This article explains the different options for processing data within Arm Treasure Data. Data processing within the platform includes import and exporting data, creating queries and running jobs, as well as managing workflows.
|You can perform most data processing tasks directly on TD Console at https://console.treasuredata.com.|
Data Processing Engine Option
Treasure Data allows users to issues queries from API, JDBC/ODBC, the TD Console, via scheduled queries, or our hosted workflow execution framework.
All of these issued queries are managed as separate jobs. Treasure Data provides two major ways of processing data for data collected from both batch and streaming sources. For every query you issue, you can specify one of the following data processing engines:
- Presto for ad-hoc and shorter batch workloads. Presto provides low-latency SQL access to the data set.
- Hive for large or complex batch workloads. Hive is a MapReduce-based SQL engine. This engine is really powerful when you do large data processing and heavy JOINs. Often used for ETL or sessionization.
Treasure Data has a scheduler feature called Scheduled Jobs that supports periodic query execution. This allows you to launch hourly, daily, weekly, or monthly jobs, without having to use a cron daemon.
We take great care in distributing and operating our scheduler to achieve high availability. You can use any of the engines listed in the preceding section for scheduled jobs.
Input Transfers (Data Import)
After establishing your data transfer, you can manage data input as a job.
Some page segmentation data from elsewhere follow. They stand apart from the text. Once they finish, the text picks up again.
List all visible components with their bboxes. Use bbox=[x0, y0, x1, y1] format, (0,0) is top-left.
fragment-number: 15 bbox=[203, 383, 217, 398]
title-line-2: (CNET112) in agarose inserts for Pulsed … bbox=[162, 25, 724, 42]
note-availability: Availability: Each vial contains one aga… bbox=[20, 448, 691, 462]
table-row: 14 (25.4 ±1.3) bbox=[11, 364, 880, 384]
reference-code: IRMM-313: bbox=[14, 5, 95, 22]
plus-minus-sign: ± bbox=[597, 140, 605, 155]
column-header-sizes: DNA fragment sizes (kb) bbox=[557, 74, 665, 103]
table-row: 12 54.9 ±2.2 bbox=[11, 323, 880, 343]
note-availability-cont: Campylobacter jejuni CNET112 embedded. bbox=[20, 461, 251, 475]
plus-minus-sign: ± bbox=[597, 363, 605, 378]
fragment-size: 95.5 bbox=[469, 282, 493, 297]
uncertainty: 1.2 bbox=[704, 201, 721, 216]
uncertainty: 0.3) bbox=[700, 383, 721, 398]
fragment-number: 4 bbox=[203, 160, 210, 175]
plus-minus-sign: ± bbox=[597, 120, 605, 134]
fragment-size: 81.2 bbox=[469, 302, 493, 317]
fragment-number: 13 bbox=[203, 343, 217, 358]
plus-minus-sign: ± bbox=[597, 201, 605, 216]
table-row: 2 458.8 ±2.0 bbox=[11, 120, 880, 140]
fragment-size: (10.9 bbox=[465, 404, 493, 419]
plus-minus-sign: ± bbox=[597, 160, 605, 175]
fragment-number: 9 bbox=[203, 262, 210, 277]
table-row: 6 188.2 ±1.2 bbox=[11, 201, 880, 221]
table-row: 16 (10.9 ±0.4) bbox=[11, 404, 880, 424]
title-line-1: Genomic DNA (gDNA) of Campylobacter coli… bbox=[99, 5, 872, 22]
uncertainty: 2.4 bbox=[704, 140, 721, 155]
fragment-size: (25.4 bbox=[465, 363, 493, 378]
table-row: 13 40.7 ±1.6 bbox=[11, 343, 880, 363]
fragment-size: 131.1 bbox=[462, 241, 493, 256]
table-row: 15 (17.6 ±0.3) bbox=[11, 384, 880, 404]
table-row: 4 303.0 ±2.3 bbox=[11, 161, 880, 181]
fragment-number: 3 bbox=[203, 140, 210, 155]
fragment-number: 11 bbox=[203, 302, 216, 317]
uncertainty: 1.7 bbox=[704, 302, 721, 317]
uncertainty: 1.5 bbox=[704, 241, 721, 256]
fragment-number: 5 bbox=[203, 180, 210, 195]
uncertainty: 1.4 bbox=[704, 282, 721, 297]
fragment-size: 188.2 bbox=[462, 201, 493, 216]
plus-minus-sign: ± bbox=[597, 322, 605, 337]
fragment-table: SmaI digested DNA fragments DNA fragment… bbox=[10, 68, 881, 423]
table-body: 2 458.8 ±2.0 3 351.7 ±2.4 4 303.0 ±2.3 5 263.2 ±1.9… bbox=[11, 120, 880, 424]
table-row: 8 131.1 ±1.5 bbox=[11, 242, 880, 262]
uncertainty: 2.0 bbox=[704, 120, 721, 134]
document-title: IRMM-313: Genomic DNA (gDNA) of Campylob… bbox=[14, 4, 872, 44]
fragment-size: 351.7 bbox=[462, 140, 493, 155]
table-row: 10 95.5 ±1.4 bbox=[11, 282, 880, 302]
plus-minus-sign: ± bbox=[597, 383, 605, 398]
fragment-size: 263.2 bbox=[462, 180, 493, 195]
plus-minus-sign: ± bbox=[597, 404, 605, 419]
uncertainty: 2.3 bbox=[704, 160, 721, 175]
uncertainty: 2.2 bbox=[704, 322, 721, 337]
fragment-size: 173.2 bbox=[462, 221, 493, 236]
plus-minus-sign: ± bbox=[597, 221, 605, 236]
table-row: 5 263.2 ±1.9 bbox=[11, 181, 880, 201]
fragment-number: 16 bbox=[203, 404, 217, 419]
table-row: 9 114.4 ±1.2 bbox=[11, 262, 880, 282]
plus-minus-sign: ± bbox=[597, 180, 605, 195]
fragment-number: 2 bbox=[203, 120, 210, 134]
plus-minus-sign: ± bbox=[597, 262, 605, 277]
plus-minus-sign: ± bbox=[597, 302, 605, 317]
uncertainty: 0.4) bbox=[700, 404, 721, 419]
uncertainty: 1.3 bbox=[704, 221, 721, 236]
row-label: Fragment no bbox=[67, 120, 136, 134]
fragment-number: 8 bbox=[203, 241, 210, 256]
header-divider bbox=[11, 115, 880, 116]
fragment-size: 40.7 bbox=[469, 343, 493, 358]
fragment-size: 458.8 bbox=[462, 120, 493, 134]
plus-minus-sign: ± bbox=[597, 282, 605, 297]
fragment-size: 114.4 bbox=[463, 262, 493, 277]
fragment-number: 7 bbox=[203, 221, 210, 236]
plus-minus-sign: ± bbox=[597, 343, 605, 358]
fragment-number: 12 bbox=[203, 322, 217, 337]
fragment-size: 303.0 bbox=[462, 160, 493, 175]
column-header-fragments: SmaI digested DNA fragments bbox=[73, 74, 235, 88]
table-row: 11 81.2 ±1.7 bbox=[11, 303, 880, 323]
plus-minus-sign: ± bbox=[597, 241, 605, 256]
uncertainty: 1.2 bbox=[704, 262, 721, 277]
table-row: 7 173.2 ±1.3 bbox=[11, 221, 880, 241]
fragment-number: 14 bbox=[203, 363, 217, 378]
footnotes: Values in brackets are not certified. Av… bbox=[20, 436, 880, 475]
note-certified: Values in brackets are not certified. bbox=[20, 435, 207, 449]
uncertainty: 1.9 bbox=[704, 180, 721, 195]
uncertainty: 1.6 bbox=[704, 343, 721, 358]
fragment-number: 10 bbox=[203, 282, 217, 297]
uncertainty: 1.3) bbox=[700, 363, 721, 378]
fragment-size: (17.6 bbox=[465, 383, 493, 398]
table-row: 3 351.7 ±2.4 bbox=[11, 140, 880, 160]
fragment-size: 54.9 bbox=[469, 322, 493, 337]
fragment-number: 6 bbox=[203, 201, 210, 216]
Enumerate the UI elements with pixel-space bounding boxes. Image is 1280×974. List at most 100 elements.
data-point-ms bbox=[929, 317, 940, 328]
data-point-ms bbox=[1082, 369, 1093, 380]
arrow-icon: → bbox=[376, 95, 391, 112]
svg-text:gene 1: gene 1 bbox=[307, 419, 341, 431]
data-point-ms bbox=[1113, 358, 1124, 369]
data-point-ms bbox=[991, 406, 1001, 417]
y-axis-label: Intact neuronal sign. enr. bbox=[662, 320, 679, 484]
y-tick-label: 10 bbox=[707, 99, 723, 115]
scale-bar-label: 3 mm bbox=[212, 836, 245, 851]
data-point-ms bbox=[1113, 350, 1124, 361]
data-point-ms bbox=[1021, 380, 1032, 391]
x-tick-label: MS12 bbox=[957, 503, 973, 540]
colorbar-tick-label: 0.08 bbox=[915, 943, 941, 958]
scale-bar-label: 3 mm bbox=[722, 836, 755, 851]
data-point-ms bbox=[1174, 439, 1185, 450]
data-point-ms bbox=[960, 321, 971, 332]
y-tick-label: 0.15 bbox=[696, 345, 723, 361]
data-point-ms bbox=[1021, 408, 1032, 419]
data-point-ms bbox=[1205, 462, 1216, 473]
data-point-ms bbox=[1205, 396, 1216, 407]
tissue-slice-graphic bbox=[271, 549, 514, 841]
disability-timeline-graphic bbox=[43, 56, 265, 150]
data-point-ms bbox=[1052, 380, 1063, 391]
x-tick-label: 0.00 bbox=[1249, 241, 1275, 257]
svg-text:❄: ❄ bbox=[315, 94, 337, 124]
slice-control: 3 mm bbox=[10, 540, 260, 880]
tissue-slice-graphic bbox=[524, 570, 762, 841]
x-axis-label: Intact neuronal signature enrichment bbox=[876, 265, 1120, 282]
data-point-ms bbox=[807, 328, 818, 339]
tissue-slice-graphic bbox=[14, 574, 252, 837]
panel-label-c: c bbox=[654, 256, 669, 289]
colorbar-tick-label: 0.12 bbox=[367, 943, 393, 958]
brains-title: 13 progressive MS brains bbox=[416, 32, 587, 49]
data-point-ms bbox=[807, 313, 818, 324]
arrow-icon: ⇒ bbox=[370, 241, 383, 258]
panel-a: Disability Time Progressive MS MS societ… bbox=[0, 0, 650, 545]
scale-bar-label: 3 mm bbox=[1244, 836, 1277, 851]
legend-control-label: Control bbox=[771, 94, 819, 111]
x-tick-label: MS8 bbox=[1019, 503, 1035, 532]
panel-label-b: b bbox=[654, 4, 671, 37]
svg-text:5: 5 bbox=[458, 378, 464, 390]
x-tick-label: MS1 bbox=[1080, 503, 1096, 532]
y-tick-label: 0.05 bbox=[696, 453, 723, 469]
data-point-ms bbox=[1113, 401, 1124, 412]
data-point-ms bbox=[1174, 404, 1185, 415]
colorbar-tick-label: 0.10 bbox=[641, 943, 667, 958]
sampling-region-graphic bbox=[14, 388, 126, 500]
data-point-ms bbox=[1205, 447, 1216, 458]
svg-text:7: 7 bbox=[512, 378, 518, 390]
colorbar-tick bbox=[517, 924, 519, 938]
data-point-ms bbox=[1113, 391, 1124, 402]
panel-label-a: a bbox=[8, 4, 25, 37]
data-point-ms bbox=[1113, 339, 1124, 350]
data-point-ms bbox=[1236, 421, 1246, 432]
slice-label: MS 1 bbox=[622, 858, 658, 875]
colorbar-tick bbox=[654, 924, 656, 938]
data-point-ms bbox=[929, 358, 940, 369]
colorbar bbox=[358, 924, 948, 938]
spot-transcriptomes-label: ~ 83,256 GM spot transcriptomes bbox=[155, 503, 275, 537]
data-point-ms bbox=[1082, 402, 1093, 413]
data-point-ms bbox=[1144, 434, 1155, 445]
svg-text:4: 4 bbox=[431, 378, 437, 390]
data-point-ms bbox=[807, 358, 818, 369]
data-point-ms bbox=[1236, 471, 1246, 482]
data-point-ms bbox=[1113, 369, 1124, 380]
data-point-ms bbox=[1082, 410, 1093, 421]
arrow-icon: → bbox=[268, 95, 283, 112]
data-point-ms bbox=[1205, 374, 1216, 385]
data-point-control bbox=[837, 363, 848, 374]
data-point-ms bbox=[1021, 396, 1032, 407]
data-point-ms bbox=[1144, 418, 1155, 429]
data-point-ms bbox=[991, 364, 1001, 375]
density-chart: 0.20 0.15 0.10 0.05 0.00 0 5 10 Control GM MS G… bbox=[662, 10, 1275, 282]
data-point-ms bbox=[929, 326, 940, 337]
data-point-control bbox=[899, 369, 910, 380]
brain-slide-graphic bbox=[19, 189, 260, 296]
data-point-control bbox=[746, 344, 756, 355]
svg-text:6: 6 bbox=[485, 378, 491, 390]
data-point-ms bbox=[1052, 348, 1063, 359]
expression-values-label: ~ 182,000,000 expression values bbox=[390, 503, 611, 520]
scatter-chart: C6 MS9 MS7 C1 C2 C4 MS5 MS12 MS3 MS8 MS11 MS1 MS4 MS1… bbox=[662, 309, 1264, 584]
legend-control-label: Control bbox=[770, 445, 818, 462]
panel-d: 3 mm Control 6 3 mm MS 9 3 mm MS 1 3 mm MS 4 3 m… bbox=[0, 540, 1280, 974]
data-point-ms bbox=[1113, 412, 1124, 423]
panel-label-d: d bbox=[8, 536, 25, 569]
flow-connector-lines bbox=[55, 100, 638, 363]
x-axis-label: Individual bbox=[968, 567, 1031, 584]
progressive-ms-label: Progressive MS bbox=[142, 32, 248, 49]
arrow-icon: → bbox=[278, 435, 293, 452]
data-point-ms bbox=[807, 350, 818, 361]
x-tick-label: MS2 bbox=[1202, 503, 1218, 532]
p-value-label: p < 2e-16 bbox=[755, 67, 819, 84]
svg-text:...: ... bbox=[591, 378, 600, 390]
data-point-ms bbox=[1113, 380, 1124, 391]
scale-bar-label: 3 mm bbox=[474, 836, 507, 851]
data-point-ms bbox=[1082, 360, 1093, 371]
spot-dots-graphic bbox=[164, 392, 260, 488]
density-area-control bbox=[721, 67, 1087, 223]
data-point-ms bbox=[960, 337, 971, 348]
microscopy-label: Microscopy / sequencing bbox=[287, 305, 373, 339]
Export Results is used to push Treasure Data’s query results into other systems. For example, other systems MySQL, PostgreSQL, RedShift, Google Spread Sheet, and FTP. By using this feature, you can integrate Treasure Data with your existing system instantly.
Queries are used to select your data. Establish your query, make sure the Export Results checkbox is selected, save, and run your query. For ongoing management of the export results, use the jobs area of the TD Console.
You can use workflows to manage and automate jobs, perform incremental processing, and for data segmentation.